Dr. Frederico Mainardi first heard about such a sudden attack from a patient, and together with seven other case reports devised “Headache Attributed to Airplane Travel” criteria in 2007. Shortly thereafter, he started receiving e-mails from people around the world who described very similar headaches.
Dr. Mainardi sent a questionnaire to these 69 contacts, and answers returned from 63 people revealed some common, peculiar characteristics:
- Strict unilaterality (occurs on only one side of the head).
- Quality of the pain.
- Severe intensity.
- Short duration of attack.
- Absence of companion symptoms (some headaches come with nausea, vomiting, sensitivity to light, etc).
- Appearance during landing phase (53 of the 63 reports)
The headaches are so bad that 44 people (69%) said their experience negatively influences their decisions to fly again, Dr.

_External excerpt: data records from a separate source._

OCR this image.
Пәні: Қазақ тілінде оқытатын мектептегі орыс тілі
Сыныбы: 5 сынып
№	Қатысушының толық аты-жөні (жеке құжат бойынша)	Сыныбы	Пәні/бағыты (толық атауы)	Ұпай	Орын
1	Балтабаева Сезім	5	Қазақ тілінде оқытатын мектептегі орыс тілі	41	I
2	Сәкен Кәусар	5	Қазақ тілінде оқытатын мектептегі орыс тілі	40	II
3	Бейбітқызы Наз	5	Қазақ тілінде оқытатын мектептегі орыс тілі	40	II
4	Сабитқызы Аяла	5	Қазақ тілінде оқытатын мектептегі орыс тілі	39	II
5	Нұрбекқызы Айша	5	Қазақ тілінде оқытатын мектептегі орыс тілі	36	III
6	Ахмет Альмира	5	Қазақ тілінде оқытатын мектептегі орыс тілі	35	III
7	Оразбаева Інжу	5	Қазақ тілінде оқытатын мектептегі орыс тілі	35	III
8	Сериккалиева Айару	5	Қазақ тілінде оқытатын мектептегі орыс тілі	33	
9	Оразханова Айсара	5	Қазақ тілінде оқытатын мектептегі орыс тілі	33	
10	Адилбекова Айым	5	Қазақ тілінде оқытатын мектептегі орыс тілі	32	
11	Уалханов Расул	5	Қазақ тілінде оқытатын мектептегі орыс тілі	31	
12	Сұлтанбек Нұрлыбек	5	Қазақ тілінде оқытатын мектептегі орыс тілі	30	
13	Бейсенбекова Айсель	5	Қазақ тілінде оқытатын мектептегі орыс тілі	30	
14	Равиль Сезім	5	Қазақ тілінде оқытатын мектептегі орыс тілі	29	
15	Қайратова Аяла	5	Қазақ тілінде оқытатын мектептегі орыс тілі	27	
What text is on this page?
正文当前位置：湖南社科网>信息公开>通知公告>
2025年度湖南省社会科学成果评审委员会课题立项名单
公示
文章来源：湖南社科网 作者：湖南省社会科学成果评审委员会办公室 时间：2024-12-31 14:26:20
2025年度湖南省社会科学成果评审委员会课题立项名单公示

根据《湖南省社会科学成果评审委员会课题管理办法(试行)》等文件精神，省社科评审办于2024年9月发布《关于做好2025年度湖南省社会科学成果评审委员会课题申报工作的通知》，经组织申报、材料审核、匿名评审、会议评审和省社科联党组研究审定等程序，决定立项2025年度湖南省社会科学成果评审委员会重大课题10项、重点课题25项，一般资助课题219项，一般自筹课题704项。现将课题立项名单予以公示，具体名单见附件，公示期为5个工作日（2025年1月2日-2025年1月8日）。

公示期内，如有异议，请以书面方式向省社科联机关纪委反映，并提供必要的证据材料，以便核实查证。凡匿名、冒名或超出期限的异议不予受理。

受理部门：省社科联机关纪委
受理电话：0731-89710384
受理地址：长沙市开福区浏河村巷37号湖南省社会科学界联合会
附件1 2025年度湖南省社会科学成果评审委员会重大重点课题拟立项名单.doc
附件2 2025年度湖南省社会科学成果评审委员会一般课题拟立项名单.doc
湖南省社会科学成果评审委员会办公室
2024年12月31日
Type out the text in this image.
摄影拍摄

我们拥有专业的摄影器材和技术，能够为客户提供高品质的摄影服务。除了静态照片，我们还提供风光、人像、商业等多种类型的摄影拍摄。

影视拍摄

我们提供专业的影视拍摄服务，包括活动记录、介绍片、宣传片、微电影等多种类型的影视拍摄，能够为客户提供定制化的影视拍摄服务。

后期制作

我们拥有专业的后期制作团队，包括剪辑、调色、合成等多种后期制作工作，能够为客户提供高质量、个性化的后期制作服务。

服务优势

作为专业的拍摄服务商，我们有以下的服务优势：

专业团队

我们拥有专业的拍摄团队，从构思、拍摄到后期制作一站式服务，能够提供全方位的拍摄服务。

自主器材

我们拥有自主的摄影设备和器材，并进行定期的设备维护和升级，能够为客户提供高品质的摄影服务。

Mainardi said at a congress of the International Headache Society in Berlin.
Strangely, 46 people reported flying multiple times without incident before their in-flight attack.
The good news is acute pain medication such as sodium naproxen taken before (or during, if it’s a long flight) can prevent an attack in a patient with a history of this headache type, said Dr. Mainardi, a neurologist at the Headache Centre at the Giovanni e Paolo Hospital in Venice, Italy.
Importantly, only two people reported sinusitis at the time of their attack. MRI scans and sinus CT scans in a subset of patients ruled out any other physical explanations for the headaches, Dr. Mainardi said.
All patients denied drinking alcohol before their attack, and the duration of their flights was not a factor.
Dr. Mainardi proposes “Headache Attributed to Airplane Travel” be considered a new entity for the next edition of the International Classification of Headache Disorders or ICHD, the leading reference used by headache specialists worldwide.
Dr. Mainardi has collected 74 individual case reports so far.